У Суккубус опять заболела голова. Налив в стакан воды из графина со шкафчика за ее спиной, она опрокинула его в себя, предварительно проглотив горькое болеутоляющее средство. В такие моменты она завидовала студентам, большинство эмоций которых блокировал специальный углеродо-керамический чип, вшитый у правого полушария мозга. Впрочем, она никогда не согласилась бы повторить пренеприятнейшую операцию, последствия которой не стоили всей той боли... Зная об этом больше других, она никогда не решилась бы второй раз...

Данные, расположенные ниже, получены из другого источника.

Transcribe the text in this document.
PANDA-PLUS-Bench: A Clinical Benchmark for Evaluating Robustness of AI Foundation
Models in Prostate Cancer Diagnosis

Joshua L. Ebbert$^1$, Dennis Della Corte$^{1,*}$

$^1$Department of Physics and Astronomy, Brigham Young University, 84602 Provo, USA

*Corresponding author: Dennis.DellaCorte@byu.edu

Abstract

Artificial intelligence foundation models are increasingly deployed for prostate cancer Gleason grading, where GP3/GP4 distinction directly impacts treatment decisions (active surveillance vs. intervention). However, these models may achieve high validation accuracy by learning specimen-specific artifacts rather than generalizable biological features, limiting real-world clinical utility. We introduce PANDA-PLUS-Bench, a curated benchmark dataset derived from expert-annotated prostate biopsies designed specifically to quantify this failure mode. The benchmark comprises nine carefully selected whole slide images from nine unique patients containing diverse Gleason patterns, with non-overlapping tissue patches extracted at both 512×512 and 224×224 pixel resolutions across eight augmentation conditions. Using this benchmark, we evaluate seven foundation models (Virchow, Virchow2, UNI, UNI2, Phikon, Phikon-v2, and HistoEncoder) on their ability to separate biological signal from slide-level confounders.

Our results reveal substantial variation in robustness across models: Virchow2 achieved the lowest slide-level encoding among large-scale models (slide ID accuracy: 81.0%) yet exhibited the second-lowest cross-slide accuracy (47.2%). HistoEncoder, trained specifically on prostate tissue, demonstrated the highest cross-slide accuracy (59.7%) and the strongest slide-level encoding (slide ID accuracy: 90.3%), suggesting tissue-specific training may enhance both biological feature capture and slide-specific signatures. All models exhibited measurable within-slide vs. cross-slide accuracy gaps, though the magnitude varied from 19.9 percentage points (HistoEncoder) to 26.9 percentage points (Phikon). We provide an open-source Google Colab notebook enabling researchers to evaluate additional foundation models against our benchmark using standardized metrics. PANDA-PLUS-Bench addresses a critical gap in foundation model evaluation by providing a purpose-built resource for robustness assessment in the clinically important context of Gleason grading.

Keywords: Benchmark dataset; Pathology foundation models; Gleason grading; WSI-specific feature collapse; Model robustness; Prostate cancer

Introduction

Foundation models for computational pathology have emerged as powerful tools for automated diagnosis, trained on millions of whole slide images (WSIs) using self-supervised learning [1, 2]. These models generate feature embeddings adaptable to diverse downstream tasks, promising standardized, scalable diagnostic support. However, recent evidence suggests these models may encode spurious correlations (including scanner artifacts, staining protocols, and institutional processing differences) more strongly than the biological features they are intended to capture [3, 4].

Облокотившись о стол, вертя в руках телефон, Суккубус в который уже раз задумалась о нем. Дикая обида за недавний вечер в "Цирюльнике" еще не прошла, как не прошли еще и сомнения о том, что пытался связаться с ней действительно "он". Так или иначе, имелись лишь приметы и ничего действительно достоверного. "Хуже всего, - подумала Суккубус, раскрывая ближайшую к ней папку с бумагами, - Если это всего лишь издевательство студентов, которые люто ненавидели ее за постоянные глумления и несколько извращеные методы преподавания, (за которые ее, впрочем, и выбрали на эту должность), если это их месть, потому что, в таком случае, они действительно задели живое...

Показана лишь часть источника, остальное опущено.